My concern is that if there is a set failure, the entire request handling will fail. You probably don't want to fail responding a valid request just because the cache is down, and you probably don't want to add the latency of the cache network travel.

For this reasons, perhaps just adding a .catch(err => logger.warn('Failed to cache response', err)) instead ? Do you think it would suite your needs ?

The drawback is that it opens the possibility to have hanging open handles when shuting down the server, which can prevent server for gracefully exit. That being said, it's already the case with the current implementation. We should probably better add an abort signal to allow canceling these promises on shutdown, but not sure it is worth the added complexity for a case that is probably very rare.

EmrysMyrddin commented 1 month ago

After some discussion with a colleague, it appears that we actually already have a way to handle floating promises like this. There is an undocumented waitUntil function in the yoga context.
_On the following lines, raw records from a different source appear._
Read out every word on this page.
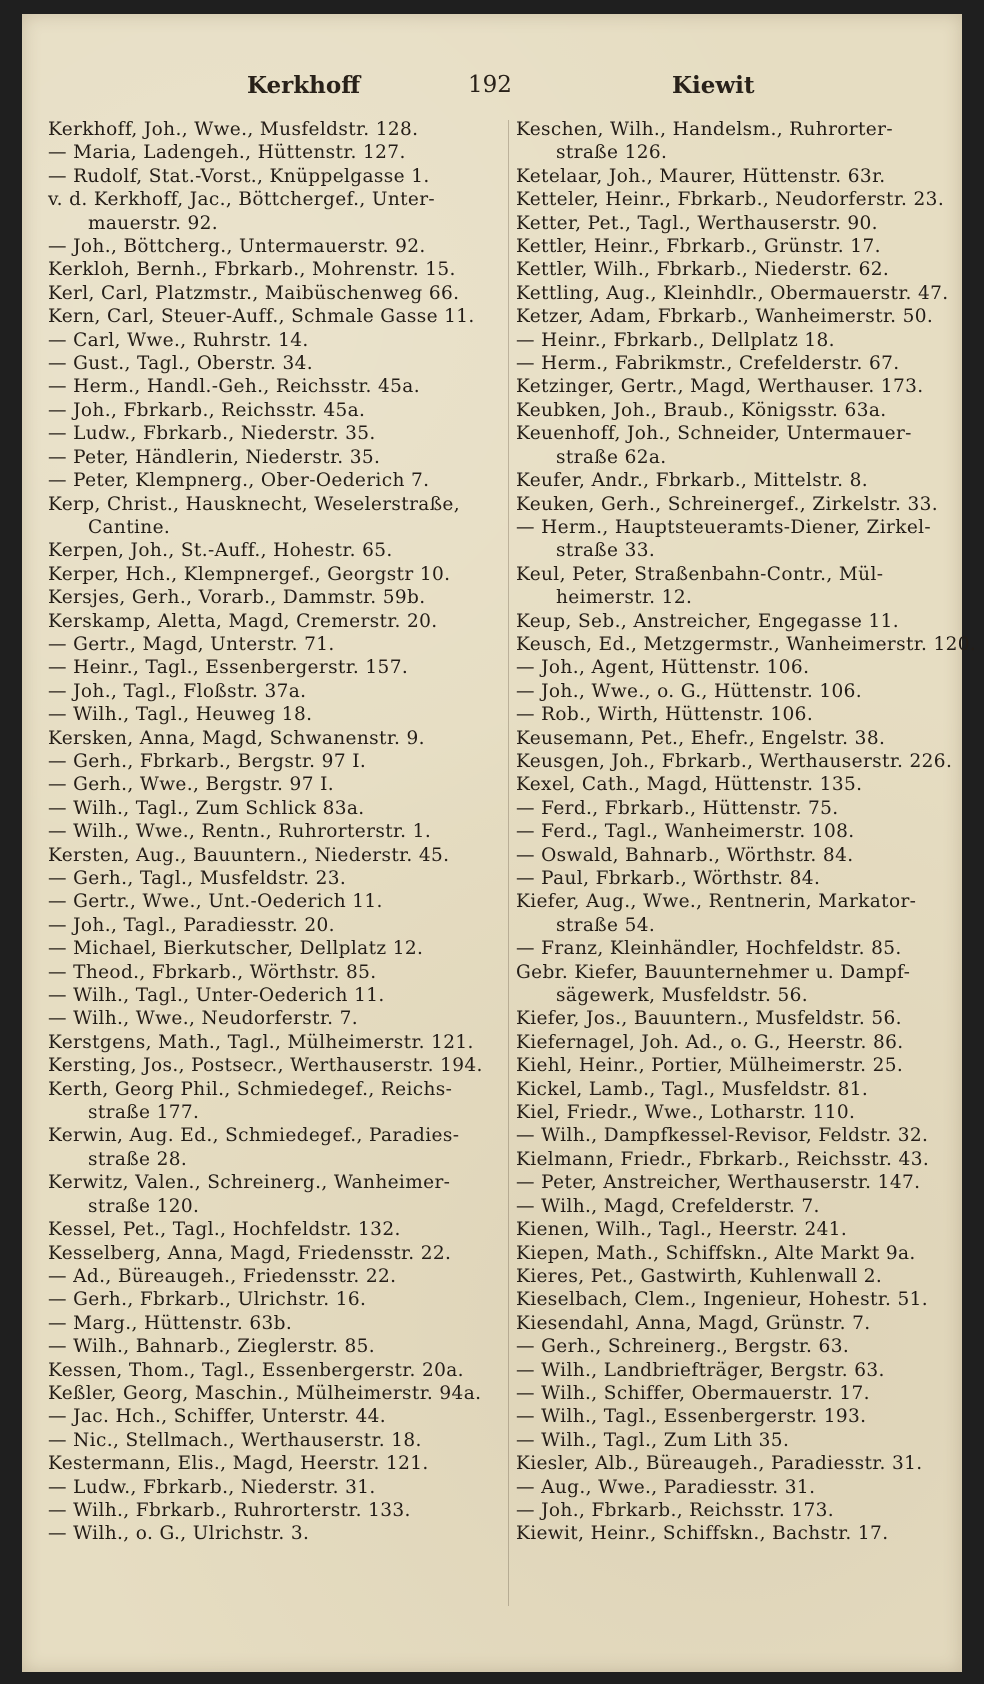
Kerkhoff	192	Kiewit
Kerkhoff, Joh., Wwe., Musfeldstr. 128.
— Maria, Ladengeh., Hüttenstr. 127.
— Rudolf, Stat.-Vorst., Knüppelgasse 1.
v. d. Kerkhoff, Jac., Böttchergef., Unter-
mauerstr. 92.
— Joh., Böttcherg., Untermauerstr. 92.
Kerkloh, Bernh., Fbrkarb., Mohrenstr. 15.
Kerl, Carl, Platzmstr., Maibüschenweg 66.
Kern, Carl, Steuer-Auff., Schmale Gasse 11.
— Carl, Wwe., Ruhrstr. 14.
— Gust., Tagl., Oberstr. 34.
— Herm., Handl.-Geh., Reichsstr. 45a.
— Joh., Fbrkarb., Reichsstr. 45a.
— Ludw., Fbrkarb., Niederstr. 35.
— Peter, Händlerin, Niederstr. 35.
— Peter, Klempnerg., Ober-Oederich 7.
Kerp, Christ., Hausknecht, Weselerstraße,
Cantine.
Kerpen, Joh., St.-Auff., Hohestr. 65.
Kerper, Hch., Klempnergef., Georgstr 10.
Kersjes, Gerh., Vorarb., Dammstr. 59b.
Kerskamp, Aletta, Magd, Cremerstr. 20.
— Gertr., Magd, Unterstr. 71.
— Heinr., Tagl., Essenbergerstr. 157.
— Joh., Tagl., Floßstr. 37a.
— Wilh., Tagl., Heuweg 18.
Kersken, Anna, Magd, Schwanenstr. 9.
— Gerh., Fbrkarb., Bergstr. 97 I.
— Gerh., Wwe., Bergstr. 97 I.
— Wilh., Tagl., Zum Schlick 83a.
— Wilh., Wwe., Rentn., Ruhrorterstr. 1.
Kersten, Aug., Bauuntern., Niederstr. 45.
— Gerh., Tagl., Musfeldstr. 23.
— Gertr., Wwe., Unt.-Oederich 11.
— Joh., Tagl., Paradiesstr. 20.
— Michael, Bierkutscher, Dellplatz 12.
— Theod., Fbrkarb., Wörthstr. 85.
— Wilh., Tagl., Unter-Oederich 11.
— Wilh., Wwe., Neudorferstr. 7.
Kerstgens, Math., Tagl., Mülheimerstr. 121.
Kersting, Jos., Postsecr., Werthauserstr. 194.
Kerth, Georg Phil., Schmiedegef., Reichs-
straße 177.
Kerwin, Aug. Ed., Schmiedegef., Paradies-
straße 28.
Kerwitz, Valen., Schreinerg., Wanheimer-
straße 120.
Kessel, Pet., Tagl., Hochfeldstr. 132.
Kesselberg, Anna, Magd, Friedensstr. 22.
— Ad., Büreaugeh., Friedensstr. 22.
— Gerh., Fbrkarb., Ulrichstr. 16.
— Marg., Hüttenstr. 63b.
— Wilh., Bahnarb., Zieglerstr. 85.
Kessen, Thom., Tagl., Essenbergerstr. 20a.
Keßler, Georg, Maschin., Mülheimerstr. 94a.
— Jac. Hch., Schiffer, Unterstr. 44.
— Nic., Stellmach., Werthauserstr. 18.
Kestermann, Elis., Magd, Heerstr. 121.
— Ludw., Fbrkarb., Niederstr. 31.
— Wilh., Fbrkarb., Ruhrorterstr. 133.
— Wilh., o. G., Ulrichstr. 3.
Keschen, Wilh., Handelsm., Ruhrorter-
straße 126.
Ketelaar, Joh., Maurer, Hüttenstr. 63r.
Ketteler, Heinr., Fbrkarb., Neudorferstr. 23.
Ketter, Pet., Tagl., Werthauserstr. 90.
Kettler, Heinr., Fbrkarb., Grünstr. 17.
Kettler, Wilh., Fbrkarb., Niederstr. 62.
Kettling, Aug., Kleinhdlr., Obermauerstr. 47.
Ketzer, Adam, Fbrkarb., Wanheimerstr. 50.
— Heinr., Fbrkarb., Dellplatz 18.
— Herm., Fabrikmstr., Crefelderstr. 67.
Ketzinger, Gertr., Magd, Werthauser. 173.
Keubken, Joh., Braub., Königsstr. 63a.
Keuenhoff, Joh., Schneider, Untermauer-
straße 62a.
Keufer, Andr., Fbrkarb., Mittelstr. 8.
Keuken, Gerh., Schreinergef., Zirkelstr. 33.
— Herm., Hauptsteueramts-Diener, Zirkel-
straße 33.
Keul, Peter, Straßenbahn-Contr., Mül-
heimerstr. 12.
Keup, Seb., Anstreicher, Engegasse 11.
Keusch, Ed., Metzgermstr., Wanheimerstr. 120.
— Joh., Agent, Hüttenstr. 106.
— Joh., Wwe., o. G., Hüttenstr. 106.
— Rob., Wirth, Hüttenstr. 106.
Keusemann, Pet., Ehefr., Engelstr. 38.
Keusgen, Joh., Fbrkarb., Werthauserstr. 226.
Kexel, Cath., Magd, Hüttenstr. 135.
— Ferd., Fbrkarb., Hüttenstr. 75.
— Ferd., Tagl., Wanheimerstr. 108.
— Oswald, Bahnarb., Wörthstr. 84.
— Paul, Fbrkarb., Wörthstr. 84.
Kiefer, Aug., Wwe., Rentnerin, Markator-
straße 54.
— Franz, Kleinhändler, Hochfeldstr. 85.
Gebr. Kiefer, Bauunternehmer u. Dampf-
sägewerk, Musfeldstr. 56.
Kiefer, Jos., Bauuntern., Musfeldstr. 56.
Kiefernagel, Joh. Ad., o. G., Heerstr. 86.
Kiehl, Heinr., Portier, Mülheimerstr. 25.
Kickel, Lamb., Tagl., Musfeldstr. 81.
Kiel, Friedr., Wwe., Lotharstr. 110.
— Wilh., Dampfkessel-Revisor, Feldstr. 32.
Kielmann, Friedr., Fbrkarb., Reichsstr. 43.
— Peter, Anstreicher, Werthauserstr. 147.
— Wilh., Magd, Crefelderstr. 7.
Kienen, Wilh., Tagl., Heerstr. 241.
Kiepen, Math., Schiffskn., Alte Markt 9a.
Kieres, Pet., Gastwirth, Kuhlenwall 2.
Kieselbach, Clem., Ingenieur, Hohestr. 51.
Kiesendahl, Anna, Magd, Grünstr. 7.
— Gerh., Schreinerg., Bergstr. 63.
— Wilh., Landbriefträger, Bergstr. 63.
— Wilh., Schiffer, Obermauerstr. 17.
— Wilh., Tagl., Essenbergerstr. 193.
— Wilh., Tagl., Zum Lith 35.
Kiesler, Alb., Büreaugeh., Paradiesstr. 31.
— Aug., Wwe., Paradiesstr. 31.
— Joh., Fbrkarb., Reichsstr. 173.
Kiewit, Heinr., Schiffskn., Bachstr. 17.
It's provided by whatwg-node/server, and it's signature is waitUntil(f: Promise<void> | void): void.

sachinahya commented 1 month ago

Adding a catch handler works for us too. I also agree that the case for aborting floating promises is not worth the complexity since I'd imagine it's very rare to have a promise that never resolves.

As far as logging goes, I'm not sure where logger would come from in your example as I can't see where it gets passed in from. Maybe we can add an empty .catch and leave the logging to the implementation of Cache, or add a console.error?

EmrysMyrddin commented 1 month ago

Sorry, I was not very clear. In fact, there is a function in the context called waitUntil that is already doing exactly this :-) And it allows for a better compatibility in ephemeral environment like cloud functions. You can use it instead of manually adding a .catch. Under the hood, if an implementation is not provided by the environment, it calls .allSettled on every promises passed to it as argument.

sachinahya commented 1 month ago

Thanks, could you point us to some documentation for this once it's ready and we'll give it a go?